Good feelings stir us to continued action.  Immediate satisfaction is critical to sustain the work and practice required to attain the natural rewards of virtually every important skill, viz. getting an education, sustaining a relationship, keeping physically fit, playing a musical instrument, growing a garden, and – most importantly – growing our capacity for loving our self and others.  Emotional endorsement is the main source of immediate satisfaction that allows us to enjoy the work we do now in order to attain more satisfaction later.  Knowing we are doing something worthwhile is intellectual endorsement; its satisfaction is usually weaker than emotional joy.  Joining emotional endorsement to intellectual endorsement provides the most effective incentive to continue our efforts.

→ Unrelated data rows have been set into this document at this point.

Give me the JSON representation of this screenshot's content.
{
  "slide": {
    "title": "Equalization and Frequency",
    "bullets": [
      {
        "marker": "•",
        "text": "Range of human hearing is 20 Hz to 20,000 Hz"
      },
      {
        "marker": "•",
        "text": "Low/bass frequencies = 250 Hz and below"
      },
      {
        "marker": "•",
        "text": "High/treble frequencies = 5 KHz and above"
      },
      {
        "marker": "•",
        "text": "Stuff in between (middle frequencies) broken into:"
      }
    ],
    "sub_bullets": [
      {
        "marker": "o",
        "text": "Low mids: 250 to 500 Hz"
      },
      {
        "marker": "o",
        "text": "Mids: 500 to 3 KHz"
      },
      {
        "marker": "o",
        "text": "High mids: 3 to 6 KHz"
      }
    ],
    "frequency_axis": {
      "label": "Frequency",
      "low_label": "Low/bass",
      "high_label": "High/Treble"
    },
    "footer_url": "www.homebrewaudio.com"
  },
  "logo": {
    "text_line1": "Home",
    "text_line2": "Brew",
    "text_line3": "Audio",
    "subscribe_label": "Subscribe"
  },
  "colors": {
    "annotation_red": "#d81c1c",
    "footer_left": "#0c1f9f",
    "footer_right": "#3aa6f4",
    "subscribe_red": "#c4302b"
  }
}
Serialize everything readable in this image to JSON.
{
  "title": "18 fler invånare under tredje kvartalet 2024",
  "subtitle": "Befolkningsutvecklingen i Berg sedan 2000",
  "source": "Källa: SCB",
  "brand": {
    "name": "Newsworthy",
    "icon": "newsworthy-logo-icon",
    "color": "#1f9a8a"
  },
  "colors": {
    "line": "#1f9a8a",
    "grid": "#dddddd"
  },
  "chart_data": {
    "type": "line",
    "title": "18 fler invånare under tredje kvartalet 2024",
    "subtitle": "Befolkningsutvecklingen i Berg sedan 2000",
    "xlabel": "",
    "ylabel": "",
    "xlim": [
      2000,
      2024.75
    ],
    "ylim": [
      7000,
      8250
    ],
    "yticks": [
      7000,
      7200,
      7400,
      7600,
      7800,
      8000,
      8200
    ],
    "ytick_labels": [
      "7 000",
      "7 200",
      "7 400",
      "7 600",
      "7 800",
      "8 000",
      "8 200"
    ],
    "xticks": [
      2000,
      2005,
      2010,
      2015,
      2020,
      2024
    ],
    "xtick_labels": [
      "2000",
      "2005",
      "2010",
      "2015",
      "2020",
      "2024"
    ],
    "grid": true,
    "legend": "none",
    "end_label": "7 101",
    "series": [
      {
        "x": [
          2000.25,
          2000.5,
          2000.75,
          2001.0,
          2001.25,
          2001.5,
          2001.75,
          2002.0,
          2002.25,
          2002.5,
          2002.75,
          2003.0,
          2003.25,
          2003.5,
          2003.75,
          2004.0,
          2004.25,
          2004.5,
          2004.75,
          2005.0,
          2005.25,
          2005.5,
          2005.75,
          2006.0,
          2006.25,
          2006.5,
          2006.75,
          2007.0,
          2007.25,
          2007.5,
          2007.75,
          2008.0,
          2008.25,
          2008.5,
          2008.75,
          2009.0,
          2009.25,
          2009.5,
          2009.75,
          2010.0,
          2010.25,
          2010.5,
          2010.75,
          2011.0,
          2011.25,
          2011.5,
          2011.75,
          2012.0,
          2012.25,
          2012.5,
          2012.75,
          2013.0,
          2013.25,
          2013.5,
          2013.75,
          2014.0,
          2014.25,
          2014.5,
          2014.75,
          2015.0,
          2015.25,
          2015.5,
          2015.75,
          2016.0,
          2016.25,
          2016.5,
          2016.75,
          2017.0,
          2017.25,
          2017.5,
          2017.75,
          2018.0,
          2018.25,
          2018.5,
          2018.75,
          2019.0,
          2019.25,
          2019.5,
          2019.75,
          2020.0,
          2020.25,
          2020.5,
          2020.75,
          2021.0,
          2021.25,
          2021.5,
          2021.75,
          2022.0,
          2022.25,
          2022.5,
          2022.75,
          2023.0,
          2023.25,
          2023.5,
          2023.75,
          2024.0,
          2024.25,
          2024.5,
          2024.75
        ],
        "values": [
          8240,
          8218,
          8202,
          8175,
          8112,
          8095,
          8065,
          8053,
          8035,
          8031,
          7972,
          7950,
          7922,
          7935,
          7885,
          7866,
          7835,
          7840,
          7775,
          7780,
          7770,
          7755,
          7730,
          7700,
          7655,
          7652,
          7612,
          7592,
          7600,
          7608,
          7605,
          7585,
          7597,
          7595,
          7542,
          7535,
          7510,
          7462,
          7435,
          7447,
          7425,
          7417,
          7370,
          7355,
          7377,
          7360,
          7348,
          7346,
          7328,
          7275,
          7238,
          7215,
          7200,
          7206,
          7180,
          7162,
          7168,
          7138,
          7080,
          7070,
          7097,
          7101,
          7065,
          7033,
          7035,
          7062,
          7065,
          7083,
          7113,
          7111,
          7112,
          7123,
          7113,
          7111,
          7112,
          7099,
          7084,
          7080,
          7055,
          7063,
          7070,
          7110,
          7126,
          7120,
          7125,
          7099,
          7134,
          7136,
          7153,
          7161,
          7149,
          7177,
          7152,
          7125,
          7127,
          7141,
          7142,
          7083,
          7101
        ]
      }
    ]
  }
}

          How often have you known what you believed was the wisest and best thing to do, but instead did what felt better at that time?  Get the idea?  Understanding simply isn’t enough!
 
          Few people know how to emotionally endorse themselves.  We get little training in this skill.  You know how to say to yourself, “I did a good job,” or, “That was nice,” but after you say those things you go right on to the next worry or problem to be solved.  You don’t extract all the honey you can from your efforts.  Yet you are probably more than well-developed in the opposite of emotional self-endorsement, self-blame.  When you become intellectually aware of a shortcoming, you experience guilt, shame, or embarrassment within every fiber of your being.  Most of us are so practiced at blaming-in that the negative feelings come automatically, seemingly without effort or intention.  Could you imagine that you can teach yourself to create good feelings with the same ease that you “naturally” feel guilty, embarrassed, ashamed or depressed?  You can! ... if you become aware of how to endorse yourself emotionally and practice doing so.
 
          Since you know how to emotionally blame yourself, you already have the skills for emotional self-endorsement.  The problem is that you direct your emotional endorsement to others.  Think of the times you’ve expressed yourself in such a way as to stimulate a response from a dog -- you know how to get that dog to wag its tail, shake its behind, and get thoroughly excited.  You’ve probably called forth great enthusiasm in doing the same kind of thing with a child.  You’ve even emotionally endorsed food.  “Wow! Look at that fantastic, gooey ice cream creation!”  Recall the enthusiasm with which you’ve applauded a great musical performance or cheered for your team at a sports event.  You just haven’t had much direction and experience in emotional self-endorsement, in “wowing” yourself.  The skill is there; it simply needs to be directed to yourself.  Most people are familiar with directing emotional blame to themselves, but unfortunately they were taught that it’s “selfish” to emotionally endorse themselves.  One man recalled being told, “Praise only counts if it comes from someone else.”  (This is one reason most of us become so dependent on what we imagine others might be thinking about us.)
 
          When you do something worthwhile (i.e., your “reasonable best,” which is virtually always in your control!!!), imagine a gala brass band marching down Main Street.  Two people are carrying a banner that stretches across the whole street with streamers being tossed about, and people are cheering you from their windows.  There you are, smack in the middle of the parade, smiling proudly and waving, “Yep, I did it all right.  It was me.”  Such a self-endorsement tool in your repertoire is much more likely to call forth your emotions than an intellectual, flat, “That was O.K.”  Use this image and/or create your own as a regular self-endorsement tool.